Publicado em: 11 nov 2015

BOLA NO CHÃO

      MARCOS SOUTO MAIOR (*)

                Desde criança que minhas brincadeiras eram em torno de dar trabalho, mesmo aos meus queridos pais, Hilton e Adélia! Apenas a bola de borracha que chutava nas paredes da Santos Dumont, em pleno sol quente de verão, pisava no calçamento de pedras do meio das ruas! De início, as bolhas no solado dos pés inchavam e doíam, mas logo os furava com uma agulha ou com a ponta da tesourinha. Com o barulho, os meninos logo saiam das suas casas para tirar no ‘par ou ímpar,’ quem de cada lado, tirava o centro para o início da partida. Um deles fazia também o papel de goleiro, balizado por dois tijolos prensados, tirados de uma construção próxima, que serviram de traves, no palco abençoado por Deus!

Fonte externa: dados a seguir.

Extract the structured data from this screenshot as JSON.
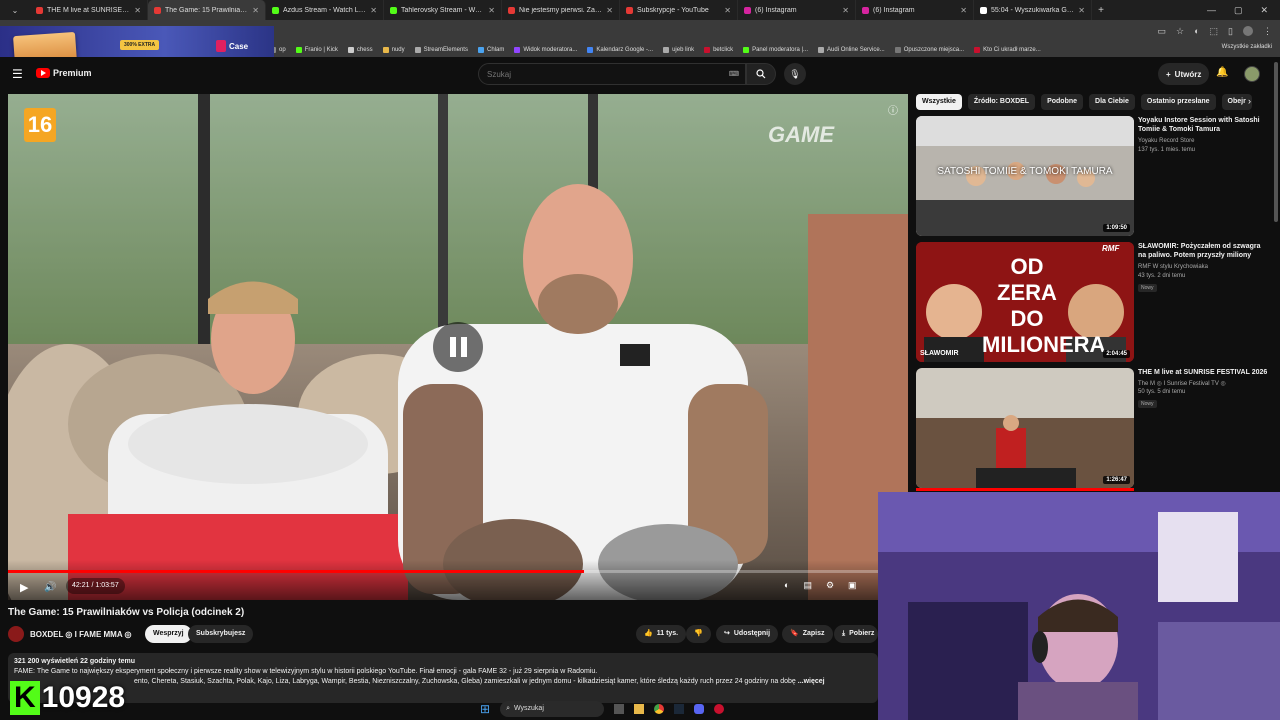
{
  "browser": {
    "tabs": [
      {
        "title": "THE M live at SUNRISE FESTIVAL",
        "color": "#e53935",
        "active": false
      },
      {
        "title": "The Game: 15 Prawilniaków",
        "color": "#e53935",
        "active": true
      },
      {
        "title": "Azdus Stream - Watch Live on",
        "color": "#53fc18",
        "active": false
      },
      {
        "title": "Tahlerovsky Stream - Watch Li",
        "color": "#53fc18",
        "active": false
      },
      {
        "title": "Nie jesteśmy pierwsi. Zaawans",
        "color": "#e53935",
        "active": false
      },
      {
        "title": "Subskrypcje - YouTube",
        "color": "#e53935",
        "active": false
      },
      {
        "title": "(6) Instagram",
        "color": "#d6249f",
        "active": false
      },
      {
        "title": "(6) Instagram",
        "color": "#d6249f",
        "active": false
      },
      {
        "title": "55:04 - Wyszukiwarka Google",
        "color": "#ffffff",
        "active": false
      }
    ],
    "bookmarks": [
      "op",
      "Franio | Kick",
      "chess",
      "nudy",
      "StreamElements",
      "Chlam",
      "Widok moderatora...",
      "Kalendarz Google -...",
      "ujeb link",
      "betclick",
      "Panel moderatora |...",
      "Audi Online Service...",
      "Opuszczone miejsca...",
      "Kto Ci ukradł marze..."
    ],
    "bookmarks_right": "Wszystkie zakładki"
  },
  "ad": {
    "badge": "300% EXTRA",
    "brand": "Case"
  },
  "youtube": {
    "logo": "Premium",
    "search_placeholder": "Szukaj",
    "create_label": "Utwórz"
  },
  "player": {
    "age_rating": "16",
    "watermark": "GAME",
    "time": "42:21 / 1:03:57",
    "progress": 0.662
  },
  "video": {
    "title": "The Game: 15 Prawilniaków vs Policja (odcinek 2)",
    "channel": "BOXDEL ◎ I FAME MMA ◎",
    "support_label": "Wesprzyj",
    "subscribed_label": "Subskrybujesz",
    "likes": "11 tys.",
    "share_label": "Udostępnij",
    "save_label": "Zapisz",
    "download_label": "Pobierz",
    "stats": "321 200 wyświetleń  22 godziny temu",
    "desc_line1": "FAME: The Game to największy eksperyment społeczny i pierwsze reality show w telewizyjnym stylu w historii polskiego YouTube. Finał emocji - gala FAME 32 - już 29 sierpnia w Radomiu.",
    "desc_line2": "ento, Chereta, Stasiuk, Szachta, Polak, Kajo, Liza, Labryga, Wampir, Bestia, Niezniszczalny, Żuchowska, Gleba) zamieszkali w jednym domu - kilkadziesiąt kamer, które śledzą każdy ruch przez 24 godziny na dobę",
    "more": "...więcej"
  },
  "chips": [
    "Wszystkie",
    "Źródło: BOXDEL",
    "Podobne",
    "Dla Ciebie",
    "Ostatnio przesłane",
    "Obejr"
  ],
  "recommendations": [
    {
      "title": "Yoyaku Instore Session with Satoshi Tomiie & Tomoki Tamura",
      "channel": "Yoyaku Record Store",
      "meta": "137 tys.  1 mies. temu",
      "duration": "1:09:50",
      "thumb_text": "SATOSHI TOMIIE & TOMOKI TAMURA",
      "badge": ""
    },
    {
      "title": "SŁAWOMIR: Pożyczałem od szwagra na paliwo. Potem przyszły miliony",
      "channel": "RMF W stylu Krychowiaka",
      "meta": "43 tys.  2 dni temu",
      "duration": "2:04:45",
      "thumb_text": "OD ZERA DO MILIONERA",
      "thumb_caption": "SŁAWOMIR",
      "thumb_logo": "RMF",
      "badge": "Nowy"
    },
    {
      "title": "THE M live at SUNRISE FESTIVAL 2026",
      "channel": "The M ◎ I Sunrise Festival TV ◎",
      "meta": "50 tys.  5 dni temu",
      "duration": "1:26:47",
      "thumb_text": "",
      "badge": "Nowy"
    }
  ],
  "overlay_counter": {
    "letter": "K",
    "value": "10928"
  },
  "taskbar": {
    "search": "Wyszukaj"
  }
}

Passou um bom tempo e eis que uma bola de couro de boi, marrom escura, com os gomos costurados por fios grandes de agave retorcido, ensebado de gordura de porco para não estragar os pontos, chegou a mim, pelas mãos limpas de papai com advertência verbal de exigir notas altas no colégio marista Pio X. De estrutura raquítica, que dava para se contar as costelas, era obrigado por minha mãe, a tomar um prato fundo de sopa de feijão, ou de carne com verduras, que resistia engolir rápido, até que todos saíssem da grande mesa redonda.

A primeira chuteira que entrou no meu pé, era grande e foi emprestada pelo irmão do meu amigo, o gordo Márcio Toscano. Tive que complementar com algodão os bicos do par chuteira, guardando muito zelo, escovei e limpei, por que estavam suja. Já devidamente limpa, escondi por traz dos jarros de palmeiras no terraço de nossa casa, a fim de ninguém ver terminando o preparo. Se já não era craque, pelo menos corria na lateral direita, não passando de dez minutinhos para o técnico me trocar por outro jogador que estava na reserva.  Mesmo assim, meu pai entendia que o futebol para mim era mais importante do que estudar, chegando ao ponto de não ouvir resenhas esportivas nas emissoras de rádio e, muito menos ver os jogos nos estádios! Resultado: por causa da bola de futebol, fui transferido para o colégio do Professor Nery, exatamente onde a bola corria veloz, nos campos de futebol, quadras e nas pistas de corrida de cem metros, revezamento de quatro por quatro, salto à distância, conseguindo várias medalhas. Até uma ameaça de ser deportado ao internato de um colégio na cidade de Nazaré da Mata, em Pernambuco, onde todo menino danado tremia de medo de ficar longe da querida Paraíba!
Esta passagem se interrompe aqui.